Man this sucks! What do I do now?!?


----------



## theman69 (Mar 11, 2008)

hey wait what about the  
	

	
	
		
		

		
		
	


	




  blank smiley


----------



## shaunj66 (Mar 11, 2008)

I don't know where he could have gotten to.. I'll have to look into it


----------



## CockroachMan (Mar 11, 2008)

Already done it.. http://gbatemp.net/index.php?showtopic=77215

Give us the old "unsure" back!


----------



## coolbho3000 (Mar 11, 2008)

Bow to the mighty OLD UNSURE smiley!!


----------



## DarkAura (Mar 11, 2008)

I like the old one better.  New board maybe got rid of it and put this one in.


----------



## Salamantis (Mar 11, 2008)

I prefer the old one


----------



## Xarsah16 (Mar 25, 2008)

I think the new one is cuter.


----------



## Psyfira (Mar 25, 2008)

I miss him too 
	

	
	
		
		

		
		
	


	




 The old one looks like he's pondering something, works well for thinking something over, sarcasm or scepticism.
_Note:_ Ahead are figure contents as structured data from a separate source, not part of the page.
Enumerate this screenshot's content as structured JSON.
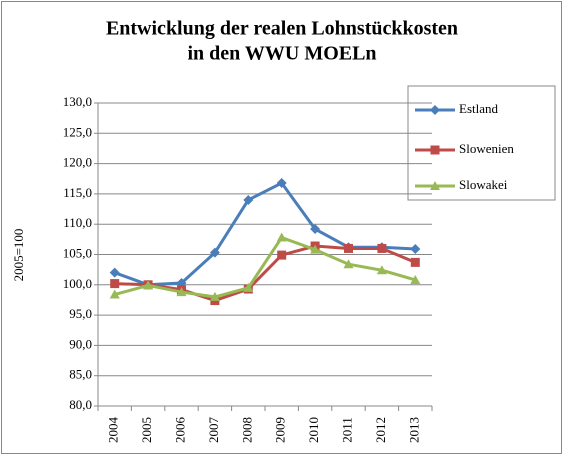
{
  "chart_data": {
    "type": "line",
    "title": [
      "Entwicklung der realen Lohnstückkosten",
      "in den WWU MOELn"
    ],
    "y_label": "2005=100",
    "categories": [
      "2004",
      "2005",
      "2006",
      "2007",
      "2008",
      "2009",
      "2010",
      "2011",
      "2012",
      "2013"
    ],
    "series": [
      {
        "name": "Estland",
        "color": "#4a7ebb",
        "marker": "diamond",
        "values": [
          102.0,
          100.0,
          100.3,
          105.3,
          114.0,
          116.8,
          109.2,
          106.2,
          106.2,
          105.9
        ]
      },
      {
        "name": "Slowenien",
        "color": "#be4b48",
        "marker": "square",
        "values": [
          100.2,
          100.0,
          99.2,
          97.4,
          99.3,
          104.9,
          106.4,
          106.0,
          106.0,
          103.7
        ]
      },
      {
        "name": "Slowakei",
        "color": "#98b954",
        "marker": "triangle",
        "values": [
          98.4,
          99.9,
          98.8,
          98.0,
          99.5,
          107.8,
          105.8,
          103.4,
          102.4,
          100.8
        ]
      }
    ],
    "ylim": [
      80,
      130
    ],
    "yticks": [
      {
        "value": 80,
        "label": "80,0"
      },
      {
        "value": 85,
        "label": "85,0"
      },
      {
        "value": 90,
        "label": "90,0"
      },
      {
        "value": 95,
        "label": "95,0"
      },
      {
        "value": 100,
        "label": "100,0"
      },
      {
        "value": 105,
        "label": "105,0"
      },
      {
        "value": 110,
        "label": "110,0"
      },
      {
        "value": 115,
        "label": "115,0"
      },
      {
        "value": 120,
        "label": "120,0"
      },
      {
        "value": 125,
        "label": "125,0"
      },
      {
        "value": 130,
        "label": "130,0"
      }
    ],
    "grid": true,
    "legend": "right"
  }
}
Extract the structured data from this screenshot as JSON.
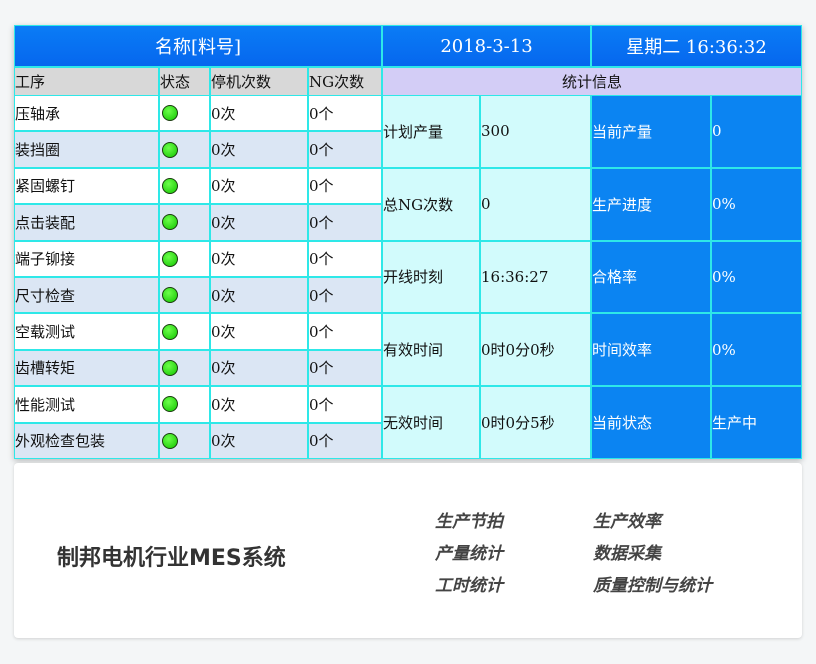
{
  "header": {
    "name": "名称[料号]",
    "date": "2018-3-13",
    "weekday_time": "星期二  16:36:32"
  },
  "columns": [
    "工序",
    "状态",
    "停机次数",
    "NG次数"
  ],
  "stats_title": "统计信息",
  "processes": [
    {
      "name": "压轴承",
      "status": "green",
      "stops": "0次",
      "ng": "0个"
    },
    {
      "name": "装挡圈",
      "status": "green",
      "stops": "0次",
      "ng": "0个"
    },
    {
      "name": "紧固螺钉",
      "status": "green",
      "stops": "0次",
      "ng": "0个"
    },
    {
      "name": "点击装配",
      "status": "green",
      "stops": "0次",
      "ng": "0个"
    },
    {
      "name": "端子铆接",
      "status": "green",
      "stops": "0次",
      "ng": "0个"
    },
    {
      "name": "尺寸检查",
      "status": "green",
      "stops": "0次",
      "ng": "0个"
    },
    {
      "name": "空载测试",
      "status": "green",
      "stops": "0次",
      "ng": "0个"
    },
    {
      "name": "齿槽转矩",
      "status": "green",
      "stops": "0次",
      "ng": "0个"
    },
    {
      "name": "性能测试",
      "status": "green",
      "stops": "0次",
      "ng": "0个"
    },
    {
      "name": "外观检查包装",
      "status": "green",
      "stops": "0次",
      "ng": "0个"
    }
  ],
  "stats": [
    {
      "l1": "计划产量",
      "v1": "300",
      "l2": "当前产量",
      "v2": "0"
    },
    {
      "l1": "总NG次数",
      "v1": "0",
      "l2": "生产进度",
      "v2": "0%"
    },
    {
      "l1": "开线时刻",
      "v1": "16:36:27",
      "l2": "合格率",
      "v2": "0%"
    },
    {
      "l1": "有效时间",
      "v1": "0时0分0秒",
      "l2": "时间效率",
      "v2": "0%"
    },
    {
      "l1": "无效时间",
      "v1": "0时0分5秒",
      "l2": "当前状态",
      "v2": "生产中"
    }
  ],
  "caption": {
    "title": "制邦电机行业MES系统",
    "features": [
      "生产节拍",
      "生产效率",
      "产量统计",
      "数据采集",
      "工时统计",
      "质量控制与统计"
    ]
  },
  "colors": {
    "header_blue": "#0a7cf6",
    "status_green": "#12c400",
    "grid_cyan": "#2ee8e8"
  }
}
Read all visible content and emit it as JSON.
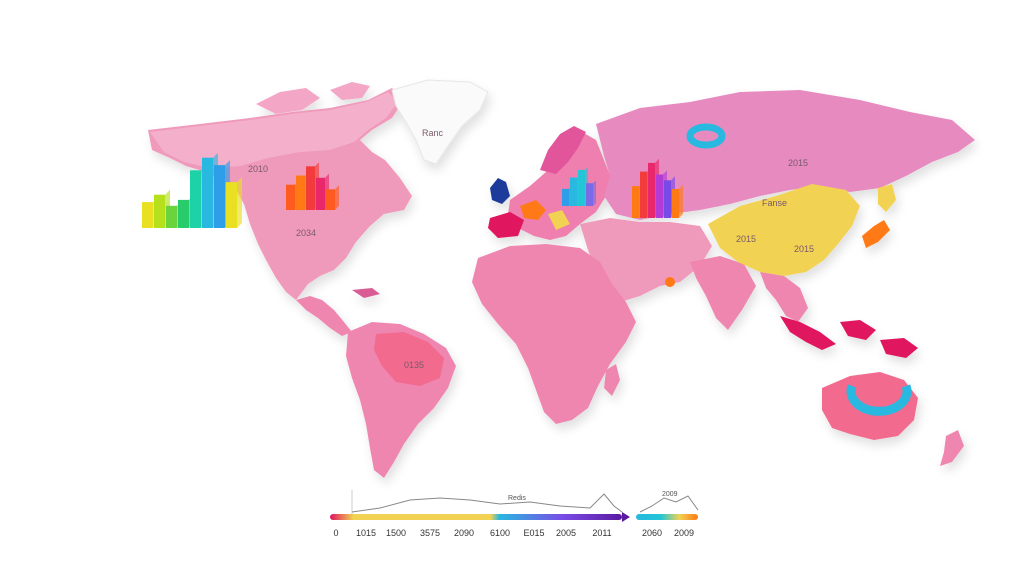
{
  "map": {
    "region_labels": [
      {
        "id": "na-1",
        "text": "2010"
      },
      {
        "id": "na-2",
        "text": "2034"
      },
      {
        "id": "ru",
        "text": "2015"
      },
      {
        "id": "cn-1",
        "text": "2015"
      },
      {
        "id": "cn-2",
        "text": "2015"
      },
      {
        "id": "cn-3",
        "text": "Fanse"
      },
      {
        "id": "sa",
        "text": "0135"
      },
      {
        "id": "gl",
        "text": "Ranc"
      }
    ],
    "colors": {
      "land": "#ef86b0",
      "land_light": "#f4a6c6",
      "land_dark": "#d95c94",
      "greenland": "#ffffff",
      "china": "#f1d253",
      "accent_red": "#e0125f",
      "ocean": "#ffffff"
    }
  },
  "bar_groups": [
    {
      "id": "north-america",
      "colors": [
        "#e8e020",
        "#b6e01c",
        "#6bd43c",
        "#28cc6a",
        "#1ed2a8",
        "#29b8e0",
        "#2f9ee8"
      ],
      "values": [
        0.35,
        0.45,
        0.3,
        0.38,
        0.78,
        0.95,
        0.85,
        0.62
      ]
    },
    {
      "id": "canada",
      "colors": [
        "#ff5a1f",
        "#ff7a14",
        "#f23c3c",
        "#e8286a"
      ],
      "values": [
        0.55,
        0.75,
        0.95,
        0.7,
        0.45
      ]
    },
    {
      "id": "europe",
      "colors": [
        "#2f9ee8",
        "#29b8e0",
        "#22c6d6",
        "#7a6ae6"
      ],
      "values": [
        0.45,
        0.75,
        0.95,
        0.6
      ]
    },
    {
      "id": "asia",
      "colors": [
        "#ff7a14",
        "#f23c3c",
        "#e8286a",
        "#b43cd6",
        "#7a4ae6"
      ],
      "values": [
        0.55,
        0.8,
        0.95,
        0.75,
        0.65,
        0.5
      ]
    }
  ],
  "timeline": {
    "ticks": [
      "0",
      "1015",
      "1500",
      "3575",
      "2090",
      "6100",
      "E015",
      "2005",
      "2011"
    ],
    "title": "Redis",
    "gradient": [
      "#e0125f",
      "#f1d253",
      "#f1d253",
      "#29b8e0",
      "#7a4ae6",
      "#5a1aa0"
    ]
  },
  "timeline_small": {
    "ticks": [
      "2060",
      "2009"
    ],
    "title": "2009",
    "gradient": [
      "#29b8e0",
      "#22c6d6",
      "#f1d253",
      "#ff7a14"
    ]
  }
}
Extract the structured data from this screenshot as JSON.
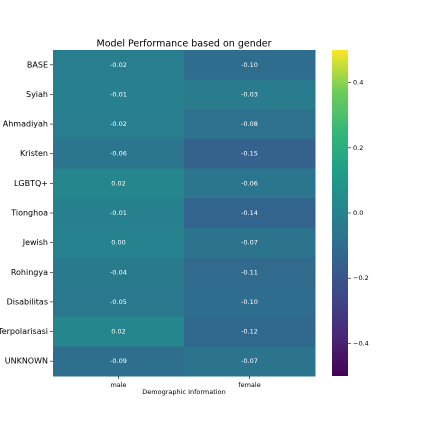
{
  "chart_data": {
    "type": "heatmap",
    "title": "Model Performance based on gender",
    "xlabel": "Demographic Information",
    "x_categories": [
      "male",
      "female"
    ],
    "categories": [
      "BASE",
      "Syiah",
      "Ahmadiyah",
      "Kristen",
      "LGBTQ+",
      "Tionghoa",
      "Jewish",
      "Rohingya",
      "Disabilitas",
      "Terpolarisasi",
      "UNKNOWN"
    ],
    "values": [
      [
        -0.02,
        -0.1
      ],
      [
        -0.01,
        -0.03
      ],
      [
        -0.02,
        -0.08
      ],
      [
        -0.06,
        -0.15
      ],
      [
        0.02,
        -0.06
      ],
      [
        -0.01,
        -0.14
      ],
      [
        0.0,
        -0.07
      ],
      [
        -0.04,
        -0.11
      ],
      [
        -0.05,
        -0.1
      ],
      [
        0.02,
        -0.12
      ],
      [
        -0.09,
        -0.07
      ]
    ],
    "value_labels": [
      [
        "-0.02",
        "-0.10"
      ],
      [
        "-0.01",
        "-0.03"
      ],
      [
        "-0.02",
        "-0.08"
      ],
      [
        "-0.06",
        "-0.15"
      ],
      [
        "0.02",
        "-0.06"
      ],
      [
        "-0.01",
        "-0.14"
      ],
      [
        "0.00",
        "-0.07"
      ],
      [
        "-0.04",
        "-0.11"
      ],
      [
        "-0.05",
        "-0.10"
      ],
      [
        "0.02",
        "-0.12"
      ],
      [
        "-0.09",
        "-0.07"
      ]
    ],
    "colormap": "viridis",
    "zlim": [
      -0.5,
      0.5
    ],
    "zticks": [
      0.4,
      0.2,
      {
        "value": 0,
        "label": "0.0"
      },
      {
        "value": -0.2,
        "label": "−0.2"
      },
      {
        "value": -0.4,
        "label": "−0.4"
      }
    ]
  }
}
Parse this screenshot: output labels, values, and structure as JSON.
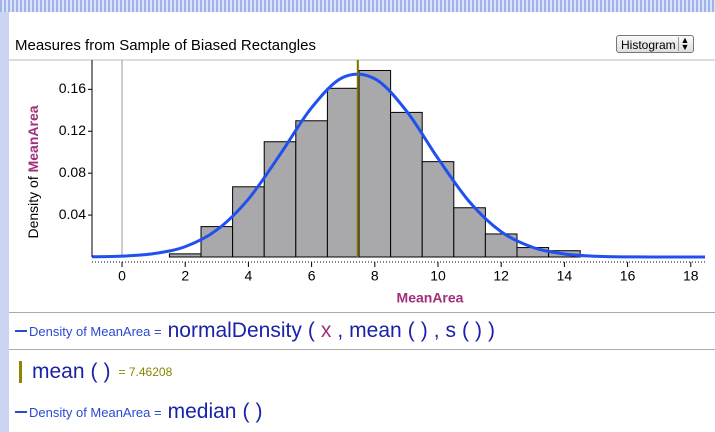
{
  "window": {
    "title": "Measures from Sample of Biased Rectangles",
    "dropdown": "Histogram"
  },
  "chart_data": {
    "type": "histogram",
    "y_label": {
      "prefix": "Density of",
      "attribute": "MeanArea"
    },
    "x_label": "MeanArea",
    "bins": [
      1.5,
      2.5,
      3.5,
      4.5,
      5.5,
      6.5,
      7.5,
      8.5,
      9.5,
      10.5,
      11.5,
      12.5,
      13.5,
      14.5
    ],
    "values": [
      0.003,
      0.029,
      0.067,
      0.11,
      0.13,
      0.161,
      0.178,
      0.138,
      0.091,
      0.047,
      0.022,
      0.009,
      0.006
    ],
    "color": "#a9a9ab",
    "curve": {
      "color": "#2050f0",
      "x": [
        -0.95,
        0,
        1,
        2,
        3,
        4,
        5,
        6,
        7,
        8,
        9,
        10,
        11,
        12,
        13,
        14,
        15,
        16,
        17,
        18,
        18.45
      ],
      "values": [
        0.0002,
        0.0008,
        0.0032,
        0.0099,
        0.0258,
        0.0553,
        0.0977,
        0.1425,
        0.1715,
        0.1701,
        0.1394,
        0.0941,
        0.0525,
        0.0241,
        0.0092,
        0.0029,
        0.0007,
        0.0001,
        0,
        0,
        0
      ]
    },
    "mean": 7.46208,
    "mean_color": "#7c7400",
    "xlim": [
      -0.95,
      18.45
    ],
    "ylim": [
      0,
      0.188
    ],
    "xticks": [
      0,
      2,
      4,
      6,
      8,
      10,
      12,
      14,
      16,
      18
    ],
    "yticks": [
      0.04,
      0.08,
      0.12,
      0.16
    ]
  },
  "formulas": [
    {
      "lhs": "Density of MeanArea =",
      "tokens": [
        "normalDensity",
        "(",
        "x",
        ",",
        "mean",
        "(",
        ")",
        ",",
        "s",
        "(",
        ")",
        ")"
      ]
    },
    {
      "tokens": [
        "mean",
        "(",
        ")"
      ],
      "result": "= 7.46208"
    },
    {
      "lhs": "Density of MeanArea =",
      "tokens": [
        "median",
        "(",
        ")"
      ]
    }
  ]
}
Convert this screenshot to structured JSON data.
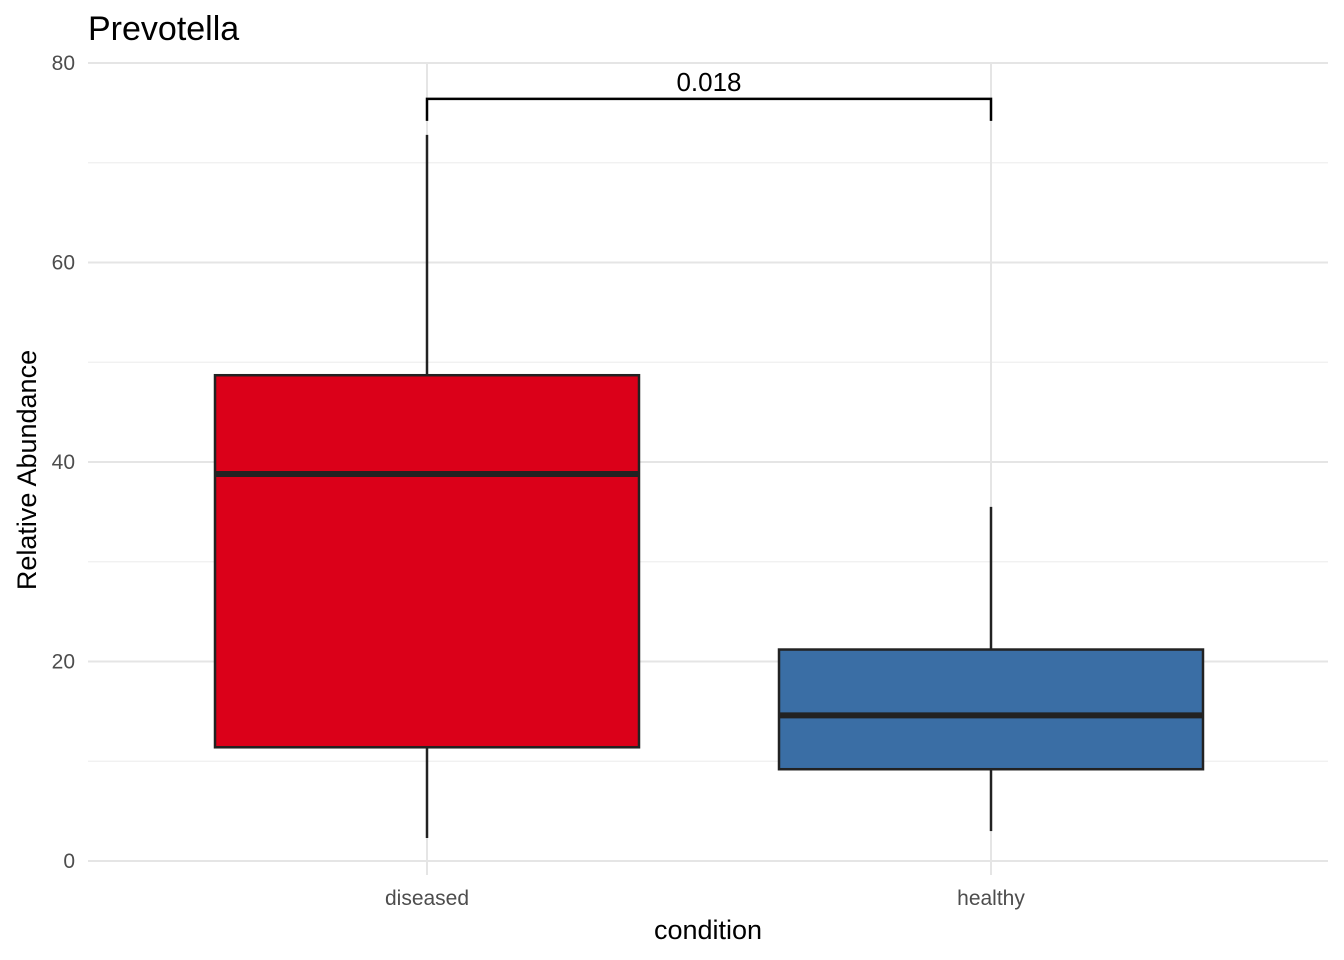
{
  "chart_data": {
    "type": "box",
    "title": "Prevotella",
    "xlabel": "condition",
    "ylabel": "Relative Abundance",
    "ylim": [
      0,
      80
    ],
    "y_ticks": [
      0,
      20,
      40,
      60,
      80
    ],
    "y_tick_labels": [
      "0",
      "20",
      "40",
      "60",
      "80"
    ],
    "grid": true,
    "categories": [
      "diseased",
      "healthy"
    ],
    "boxes": [
      {
        "category": "diseased",
        "whisker_low": 2.3,
        "q1": 11.4,
        "median": 38.8,
        "q3": 48.7,
        "whisker_high": 72.8,
        "color": "#db0019"
      },
      {
        "category": "healthy",
        "whisker_low": 3.0,
        "q1": 9.2,
        "median": 14.6,
        "q3": 21.2,
        "whisker_high": 35.5,
        "color": "#3a6ea5"
      }
    ],
    "annotations": [
      {
        "type": "significance-bracket",
        "from": "diseased",
        "to": "healthy",
        "label": "0.018",
        "y": 76.4
      }
    ]
  }
}
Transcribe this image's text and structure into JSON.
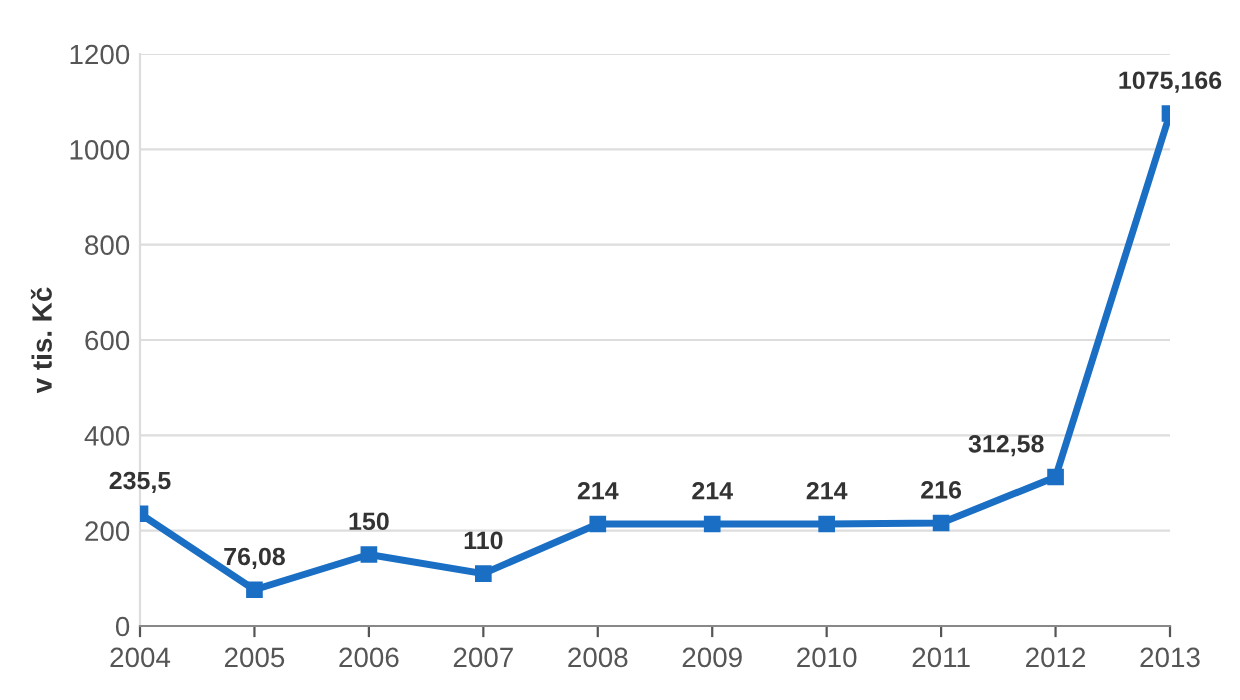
{
  "chart_data": {
    "type": "line",
    "ylabel": "v tis. Kč",
    "categories": [
      "2004",
      "2005",
      "2006",
      "2007",
      "2008",
      "2009",
      "2010",
      "2011",
      "2012",
      "2013"
    ],
    "series": [
      {
        "color": "#1a6fc4",
        "values": [
          235.5,
          76.08,
          150,
          110,
          214,
          214,
          214,
          216,
          312.58,
          1075.166
        ],
        "value_labels": [
          "235,5",
          "76,08",
          "150",
          "110",
          "214",
          "214",
          "214",
          "216",
          "312,58",
          "1075,166"
        ]
      }
    ],
    "ylim": [
      0,
      1200
    ],
    "yticks": [
      0,
      200,
      400,
      600,
      800,
      1000,
      1200
    ],
    "grid": "y",
    "marker": "square",
    "line_style": "solid"
  }
}
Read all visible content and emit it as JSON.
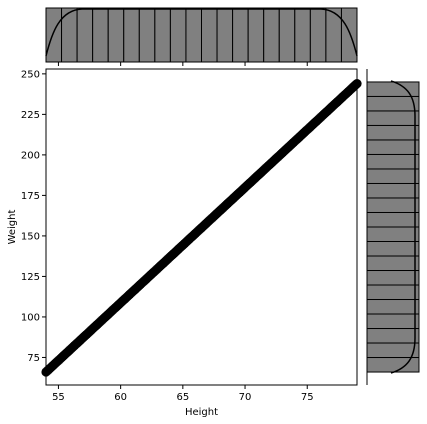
{
  "chart_data": {
    "type": "scatter",
    "subtype": "joint-plot",
    "title": "",
    "xlabel": "Height",
    "ylabel": "Weight",
    "xlim": [
      54,
      79
    ],
    "ylim": [
      58,
      253
    ],
    "xticks": [
      55,
      60,
      65,
      70,
      75
    ],
    "yticks": [
      75,
      100,
      125,
      150,
      175,
      200,
      225,
      250
    ],
    "grid": false,
    "series": [
      {
        "x_start": 54,
        "x_end": 79,
        "y_start": 66,
        "y_end": 244,
        "color": "#000000"
      }
    ],
    "marginal_x": {
      "type": "histogram",
      "bins": 20,
      "range": [
        54,
        79
      ],
      "bar_color": "#808080",
      "kde": true,
      "kde_color": "#000000"
    },
    "marginal_y": {
      "type": "histogram",
      "bins": 20,
      "range": [
        58,
        253
      ],
      "bar_color": "#808080",
      "kde": true,
      "kde_color": "#000000"
    }
  }
}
The new one looks genuinely worried, unsettled and a lot more serious.
In conclusion: can we have both?


----------



## Twiffles (Mar 25, 2008)

Psyfira said:
			
		

> In conclusion: can we have both?


Yes, I agree. Both would be awesome!


----------



## CockroachMan (Mar 25, 2008)

Both would be a good solution.. http://i18.photobucket.com/albums/b127/sal...e502/unsure.gif


----------